You might wonder about the sequence of events that followed this incident.

It’s kind of a blur in my mind, but I know that it involved shrieking on one foot into the laundry room, throwing my leg into the laundry sink, flooding the contaminated foot with a fire hydrant’s worth of water, then –for reasons I don’t understand– scrubbing the foot back and forth in cat litter, returning the foot to the laundry tub, and, finally, realizing that I was stuck with the burst-mouse foot and that like it or not it (the foot) was going to stay attached to my leg for the rest of my life.

I can honestly say that I have never exploded the skull and body of a dead mouse with my bare foot before. And that, my friends, is going to have to suffice for today’s challenge.

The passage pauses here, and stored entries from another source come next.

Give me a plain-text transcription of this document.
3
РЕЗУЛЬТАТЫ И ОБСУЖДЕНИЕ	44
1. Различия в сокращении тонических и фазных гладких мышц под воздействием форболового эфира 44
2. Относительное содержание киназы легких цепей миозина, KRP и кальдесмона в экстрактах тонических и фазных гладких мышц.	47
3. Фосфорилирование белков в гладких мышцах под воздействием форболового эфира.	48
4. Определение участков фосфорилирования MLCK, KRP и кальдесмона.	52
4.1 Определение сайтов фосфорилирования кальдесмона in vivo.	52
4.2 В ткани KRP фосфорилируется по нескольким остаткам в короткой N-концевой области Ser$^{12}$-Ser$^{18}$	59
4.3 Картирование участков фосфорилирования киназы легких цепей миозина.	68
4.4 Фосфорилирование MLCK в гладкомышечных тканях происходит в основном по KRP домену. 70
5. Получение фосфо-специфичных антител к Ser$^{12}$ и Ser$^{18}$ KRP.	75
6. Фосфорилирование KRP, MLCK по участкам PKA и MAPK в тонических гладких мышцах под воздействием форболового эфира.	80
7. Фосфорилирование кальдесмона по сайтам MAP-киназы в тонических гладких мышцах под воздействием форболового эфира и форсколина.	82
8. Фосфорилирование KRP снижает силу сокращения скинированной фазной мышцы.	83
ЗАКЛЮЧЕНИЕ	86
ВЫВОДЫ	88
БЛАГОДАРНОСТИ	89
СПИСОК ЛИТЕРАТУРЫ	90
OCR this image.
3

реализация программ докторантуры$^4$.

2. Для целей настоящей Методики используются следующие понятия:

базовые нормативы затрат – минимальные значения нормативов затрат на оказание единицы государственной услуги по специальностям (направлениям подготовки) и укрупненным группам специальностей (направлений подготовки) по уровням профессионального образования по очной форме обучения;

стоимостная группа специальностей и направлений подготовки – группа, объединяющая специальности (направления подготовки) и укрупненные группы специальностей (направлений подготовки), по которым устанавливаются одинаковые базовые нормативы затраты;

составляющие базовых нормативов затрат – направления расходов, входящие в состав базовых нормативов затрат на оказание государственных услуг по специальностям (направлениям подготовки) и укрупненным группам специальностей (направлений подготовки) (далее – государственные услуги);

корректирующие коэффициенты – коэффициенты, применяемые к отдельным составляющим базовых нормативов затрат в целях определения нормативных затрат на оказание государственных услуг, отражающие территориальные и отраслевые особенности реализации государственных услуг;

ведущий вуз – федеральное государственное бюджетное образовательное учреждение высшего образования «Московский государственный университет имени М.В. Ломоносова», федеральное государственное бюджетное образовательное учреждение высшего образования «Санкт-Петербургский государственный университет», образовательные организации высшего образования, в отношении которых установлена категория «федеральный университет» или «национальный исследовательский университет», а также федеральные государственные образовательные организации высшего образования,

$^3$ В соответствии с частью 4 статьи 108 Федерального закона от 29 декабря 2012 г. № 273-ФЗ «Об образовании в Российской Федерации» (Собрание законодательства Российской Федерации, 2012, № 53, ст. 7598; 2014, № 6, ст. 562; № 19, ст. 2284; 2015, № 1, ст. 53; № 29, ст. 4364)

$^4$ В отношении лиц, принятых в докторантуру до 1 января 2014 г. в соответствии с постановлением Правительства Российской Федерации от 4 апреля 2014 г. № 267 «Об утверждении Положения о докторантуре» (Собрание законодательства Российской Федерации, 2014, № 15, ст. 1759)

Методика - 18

I leave you with this fatbooth photo.

Goodnight.

Day Twenty-Eight: Ashamed to admit it

It’s been a long day, and my challenge –to learn how to hula hoop at long last– was completely thwarted by the fact that the only hula hoop in the house, the one that I’ve tried and failed many times to hula with, was apparently constructed for a toddler.

When I went to research the art of hula hooping this morning, preparatory to mastering it, I immediately ran across a website run by a very stern woman who informed me that it’s essential to buy the right size hula hoop, and that “the kind of hula hoops you can buy at Target” are way too small. Oops.

Who knew that I was supposed to have a hula hoop that, when stood on its side, comes up above my belly button? Not me. And I didn’t feel like heading out and trying to procure a regulation-size hula hoop today.

So the dog and I have just returned from a long walk, during which I was determined to do something new. There was a trail of brightly-colored gummy worms all the way down Dupont Avenue, and I thought of photographing them, but that seemed lame.

I’m tired. Sometimes you just don’t want to do anything new, you know? Sometimes you just want to go lie on your couch and listen to music and try once again to get into Wolf Hall, the novel that everyone but you seems to have no problem not only getting into but understanding without a flow chart. Nay, not only understanding without a flow chart, but loving to obsession.

The dog and I were only a few blocks from home, getting ready to cross the street, when we saw a nun on the other side of Dupont about a block away. There was something about this nun that gave me the willies. I don’t have anything against nuns, nor against clowns for that matter (why does everyone hate clowns these days), but my radar went up.

As the nun got closer I saw that she wasn’t a nun. She was a woman with long black hair wearing a pitch-black, long, swirling cape-robe. It’s close to 90 degrees out, but there she was, walking down the street with a big black bag clutched to her side.

And I’m ashamed to admit this, but all I could think of was that movie theater in Aurora and that high school in Columbine, and the black-robed gunmen. I told myself not to be ridiculous, that my neighborhood is full of people who wear anything they want and that’s part of the reason why I love it.

But still, I stood there watching the woman in the swirling black robe. Crossing the street would have meant walking right past her.

I didn’t cross the street. I turned and walked in the other direction. And so far as I can remember, that’s the first time I’ve done something like that.